During the Foo Fighters’ set at the recent Who tribute on VH1, Supergrass singer Gaz Coombes took over vocals on “Bargain” and just a-ripped it open. It reminded me to check up on what that other band from Oxford, England (not Radiohead), have been up to. Supergrass have been churning out ambitious, snappy fuzz-pop since 1994, and Diamond Hoo Ha shows them to be doggedly consistent: never blowing your mind, but remaining cheeky, hard-edged and smart. “Bad Blood” is tough and ragged, while “Diamond Hoo Ha” is a fascinating blend of crotch-rock wallop and complex dynamics.

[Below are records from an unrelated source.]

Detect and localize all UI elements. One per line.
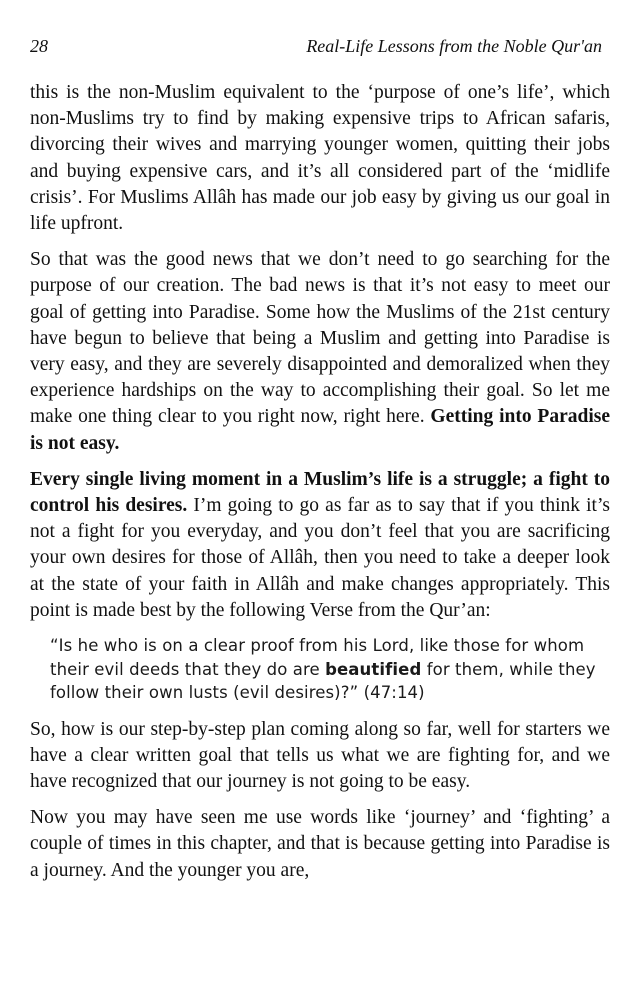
quran-verse-quote [28, 634, 610, 705]
paragraph-3-text: I’m going to go as far as to say that if you think it’s not a fight for you everyday, and you don’t feel that you are sacrificing your own desires for those of Allâh, then you need to take a deeper look at the state of your faith in Allâh and make changes appropriately. This point is made best by the following Verse from the Qur’an: [30, 495, 610, 621]
page-header [28, 36, 610, 80]
paragraph-4 [28, 717, 610, 796]
book-page [28, 36, 610, 894]
paragraph-4-text: So, how is our step-by-step plan coming along so far, well for starters we have a clear written goal that tells us what we are fighting for, and we have recognized that our journey is not going to be easy. [30, 718, 610, 792]
paragraph-3-emphasis: Every single living moment in a Muslim’s life is a struggle; a fight to control his desires. [30, 468, 610, 517]
quote-text-start: “Is he who is on a clear proof from his Lord, like those for whom their evil deeds that they do are [50, 636, 585, 679]
paragraph-2-text: So that was the good news that we don’t need to go searching for the purpose of our creation. The bad news is that it’s not easy to meet our goal of getting into Paradise. Some how the Muslims of the 21st century have begun to believe that being a Muslim and getting into Paradise is very easy, and they are severely disappointed and demoralized when they experience hardships on the way to accomplishing their goal. So let me make one thing clear to you right now, right here. [30, 249, 610, 428]
quote-emphasis: beautified [325, 659, 422, 679]
running-title: Real-Life Lessons from the Noble Qur'an [306, 36, 602, 56]
paragraph-5 [28, 805, 610, 884]
paragraph-2 [28, 247, 610, 457]
paragraph-3 [28, 467, 610, 624]
paragraph-5-text: Now you may have seen me use words like ‘journey’ and ‘fighting’ a couple of times in this chapter, and that is because getting into Paradise is a journey. And the younger you are, [30, 807, 610, 881]
page-number: 28 [30, 36, 48, 56]
paragraph-2-emphasis: Getting into Paradise is not easy. [30, 406, 610, 454]
paragraph-1 [28, 80, 610, 237]
paragraph-1-text: this is the non-Muslim equivalent to the ‘purpose of one’s life’, which non-Muslims try to find by making expensive trips to African safaris, divorcing their wives and marrying younger women, quitting their jobs and buying expensive cars, and it’s all considered part of the ‘midlife crisis’. For Muslims Allâh has made our job easy by giving us our goal in life upfront. [30, 82, 610, 235]
quote-text-end: for them, while they follow their own lusts (evil desires)?” (47:14) [50, 659, 596, 703]
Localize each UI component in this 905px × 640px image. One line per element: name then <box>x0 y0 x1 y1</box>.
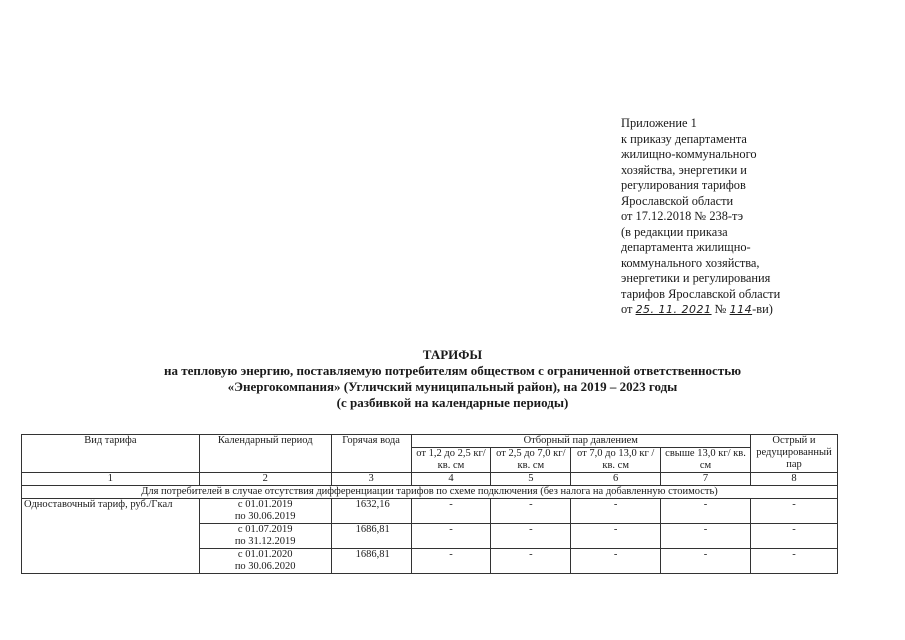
group-row <box>22 486 838 499</box>
column-number: 7 <box>661 473 751 486</box>
pressure-2-value: - <box>491 549 571 574</box>
table-row <box>22 499 838 524</box>
period-cell <box>199 524 331 549</box>
pressure-3-value: - <box>571 524 661 549</box>
appendix-prefix: от <box>621 302 633 316</box>
pressure-4-value: - <box>661 524 751 549</box>
column-number: 2 <box>199 473 331 486</box>
appendix-line: Приложение 1 <box>621 116 697 130</box>
pressure-3-value: - <box>571 549 661 574</box>
appendix-line: от 17.12.2018 № 238-тэ <box>621 209 744 223</box>
group-title: Для потребителей в случае отсутствия дифференциации тарифов по схеме подключения (без налога на добавленную стоимость) <box>22 486 838 499</box>
header-pressure-3: от 7,0 до 13,0 кг /кв. см <box>571 448 661 473</box>
pressure-2-value: - <box>491 524 571 549</box>
column-number: 6 <box>571 473 661 486</box>
period-to: по 31.12.2019 <box>234 536 296 547</box>
appendix-line: Ярославской области <box>621 193 734 208</box>
column-number: 3 <box>331 473 411 486</box>
pressure-4-value: - <box>661 549 751 574</box>
pressure-3-value: - <box>571 499 661 524</box>
period-from: с 01.01.2020 <box>237 549 293 560</box>
appendix-line: к приказу департамента <box>621 131 747 146</box>
appendix-last-line <box>621 302 881 318</box>
reduced-steam-value: - <box>750 524 837 549</box>
pressure-1-value: - <box>411 524 491 549</box>
appendix-line: хозяйства, энергетики и <box>621 162 747 177</box>
header-hot-water: Горячая вода <box>331 435 411 473</box>
hot-water-value: 1686,81 <box>331 524 411 549</box>
appendix-line: жилищно-коммунального <box>621 147 757 161</box>
appendix-suffix: -ви) <box>752 302 773 316</box>
header-steam-group: Отборный пар давлением <box>411 435 750 448</box>
document-title <box>0 347 905 411</box>
title-line-2: на тепловую энергию, поставляемую потребителям обществом с ограниченной ответственностью <box>163 363 742 378</box>
column-number: 4 <box>411 473 491 486</box>
period-from: с 01.07.2019 <box>237 524 293 535</box>
hot-water-value: 1632,16 <box>331 499 411 524</box>
pressure-1-value: - <box>411 549 491 574</box>
period-cell <box>199 549 331 574</box>
header-tariff-type: Вид тарифа <box>22 435 200 473</box>
title-line-4: (с разбивкой на календарные периоды) <box>336 395 569 410</box>
title-line-1: ТАРИФЫ <box>422 347 483 362</box>
column-number: 8 <box>750 473 837 486</box>
header-row <box>22 435 838 448</box>
number-sign: № <box>714 302 727 316</box>
period-cell <box>199 499 331 524</box>
title-line-3: «Энергокомпания» (Угличский муниципальный район), на 2019 – 2023 годы <box>227 379 678 394</box>
appendix-line: коммунального хозяйства, <box>621 255 760 270</box>
header-reduced-steam: Острый и редуцированный пар <box>750 435 837 473</box>
appendix-line: департамента жилищно- <box>621 240 751 254</box>
header-period: Календарный период <box>199 435 331 473</box>
appendix-note <box>621 116 881 318</box>
tariff-table <box>21 434 838 574</box>
period-to: по 30.06.2020 <box>234 561 296 572</box>
appendix-line: тарифов Ярославской области <box>621 286 781 301</box>
handwritten-number: 114 <box>729 303 753 316</box>
header-pressure-4: свыше 13,0 кг/ кв. см <box>661 448 751 473</box>
hot-water-value: 1686,81 <box>331 549 411 574</box>
period-from: с 01.01.2019 <box>237 499 293 510</box>
header-pressure-2: от 2,5 до 7,0 кг/ кв. см <box>491 448 571 473</box>
tariff-label: Одноставочный тариф, руб./Гкал <box>22 499 200 574</box>
appendix-line: (в редакции приказа <box>621 224 728 239</box>
pressure-4-value: - <box>661 499 751 524</box>
appendix-line: регулирования тарифов <box>621 178 746 192</box>
reduced-steam-value: - <box>750 499 837 524</box>
pressure-1-value: - <box>411 499 491 524</box>
column-number: 1 <box>22 473 200 486</box>
header-pressure-1: от 1,2 до 2,5 кг/ кв. см <box>411 448 491 473</box>
appendix-line: энергетики и регулирования <box>621 271 771 285</box>
column-number-row <box>22 473 838 486</box>
column-number: 5 <box>491 473 571 486</box>
period-to: по 30.06.2019 <box>234 511 296 522</box>
handwritten-date: 25. 11. 2021 <box>635 303 712 316</box>
reduced-steam-value: - <box>750 549 837 574</box>
pressure-2-value: - <box>491 499 571 524</box>
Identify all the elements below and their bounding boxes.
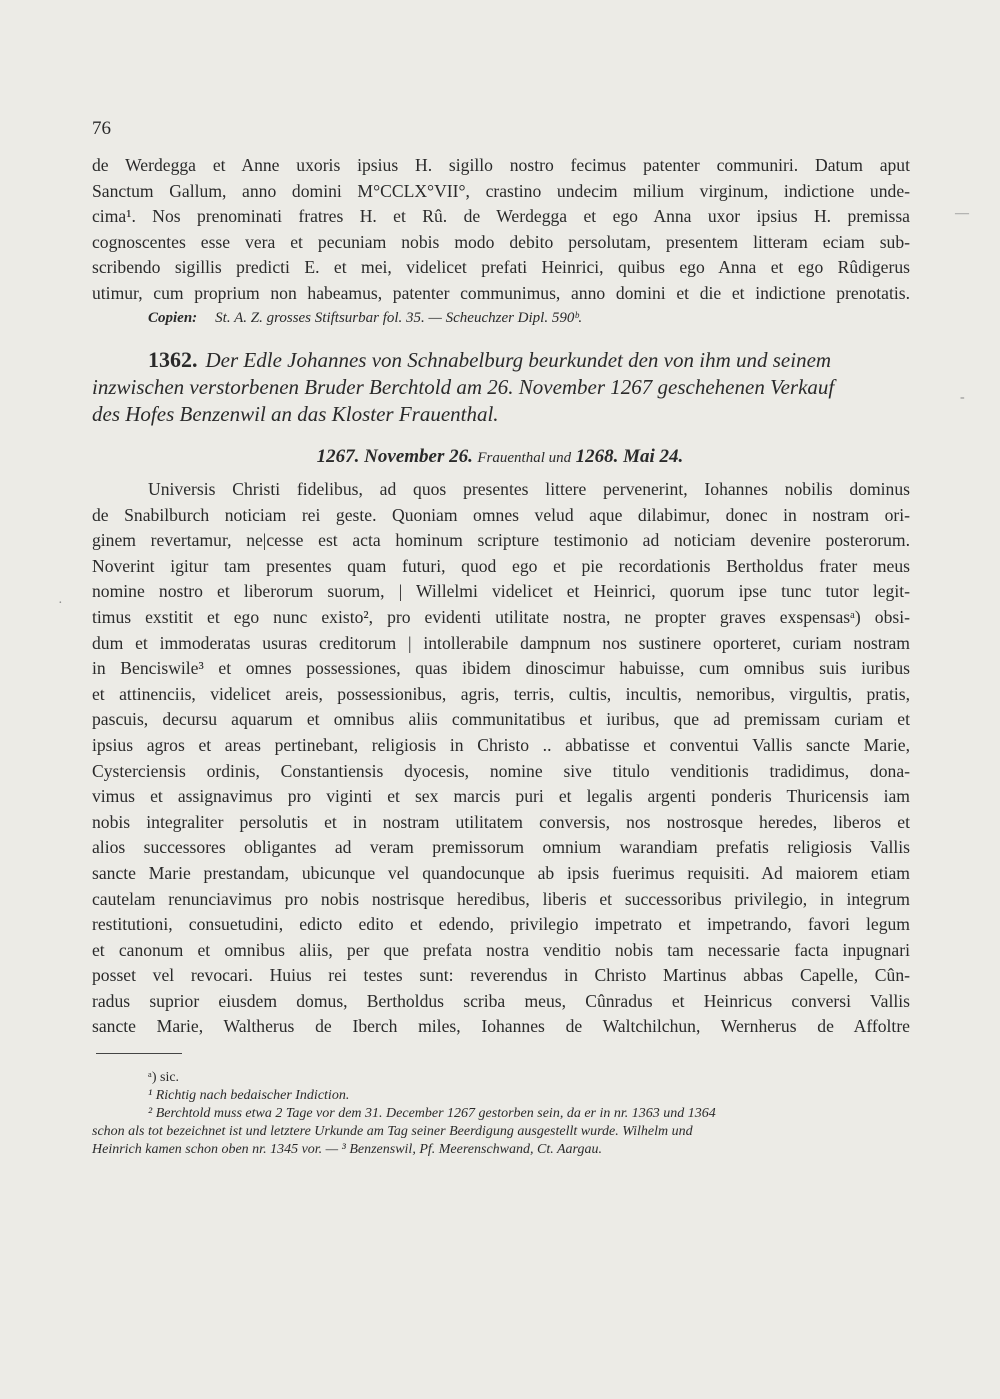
footnote-a: ᵃ) sic. (148, 1070, 180, 1085)
text-line: cautelam renunciavimus pro nobis nostrisque heredibus, liberis et successoribus privilegio, in integrum (92, 888, 910, 909)
document-heading (92, 346, 910, 428)
text-line: restitutioni, consuetudini, edicto edito et edendo, privilegio impetrato et impetrando, favori legum (92, 914, 910, 935)
text-line: sancte Marie, Waltherus de Iberch miles, Iohannes de Waltchilchun, Wernherus de Affoltre (92, 1016, 910, 1037)
text-line: cima¹. Nos prenominati fratres H. et Rû. de Werdegga et ego Anna uxor ipsius H. premissa (92, 206, 910, 227)
source-label: Copien: (148, 310, 198, 326)
text-line: de Snabilburch noticiam rei geste. Quoniam omnes velud aque dilabimur, donec in nostram ori- (92, 504, 910, 525)
title-line: Der Edle Johannes von Schnabelburg beurkundet den von ihm und seinem (205, 348, 832, 372)
text-line: dum et immoderatas usuras creditorum | intollerabile dampnum nos sustinere oporteret, curiam nostram (92, 632, 910, 653)
text-line: cognoscentes esse vera et pecuniam nobis modo debito persolutam, presentem litteram eciam sub- (92, 231, 910, 252)
charter-body (92, 477, 910, 1040)
footnote-divider (96, 1053, 182, 1054)
margin-mark: · (58, 596, 63, 611)
document-number: 1362. (148, 347, 198, 372)
date-part-2: 1268. Mai 24. (575, 446, 684, 467)
footnote-2-line: ² Berchtold muss etwa 2 Tage vor dem 31. December 1267 gestorben sein, da er in nr. 1363 und 1364 (148, 1106, 716, 1121)
footnote-2-line: schon als tot bezeichnet ist und letztere Urkunde am Tag seiner Beerdigung ausgestellt wurde. Wilhelm und (92, 1124, 693, 1139)
title-line: des Hofes Benzenwil an das Kloster Frauenthal. (92, 402, 499, 426)
text-line: ginem revertamur, ne|cesse est acta hominum scripture testimonio ad noticiam devenire posterorum. (92, 530, 910, 551)
source-citation (148, 310, 582, 327)
text-line: Universis Christi fidelibus, ad quos presentes littere pervenerint, Iohannes nobilis dominus (148, 479, 910, 499)
text-line: pascuis, decursu aquarum et omnibus aliis communitatibus et iuribus, que ad premissam curiam et (92, 709, 910, 730)
continuation-paragraph (92, 153, 910, 307)
text-line: utimur, cum proprium non habeamus, patenter communimus, anno domini et die et indictione prenotatis. (92, 282, 910, 303)
text-line: ipsius agros et areas pertinebant, religiosis in Christo .. abbatisse et conventui Vallis sancte Marie, (92, 734, 910, 755)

Jack White’s Raconteurs possess the same contrast of brains and roughness. Those who thought the White Stripes svengali was just dabbling on the side for a one-off were wrong, and with co-conspirator Brendan Benson at his side, they’re back with Consolers of the Lonely. “Salute Your Solution” sounds like the Beastie Boys tackling Quadrophenia-era Who, and it really works. “You Don’t Understand Me” flips the tables: It’s a stadium-sized, eyes-scrunched-shut, ’70s-rock anthem. “The Switch and the Spur” sounds like it belongs on a lost psych-era rock-opera album, either the Small Faces’ Ogden’s Nut Gone Flake or the Pretty Things’ S.F. Sorrow. (Thank you, thank you. I’ll be here all night, pulling obscure references out of my ass. Please tip your waitress.) “Rich Kid Blues” is just crazy—it sounds like Southern rock during a psychotic breakdown. There’s so much scope on the album, it’s hard to take in. A double-live album would congeal things for me.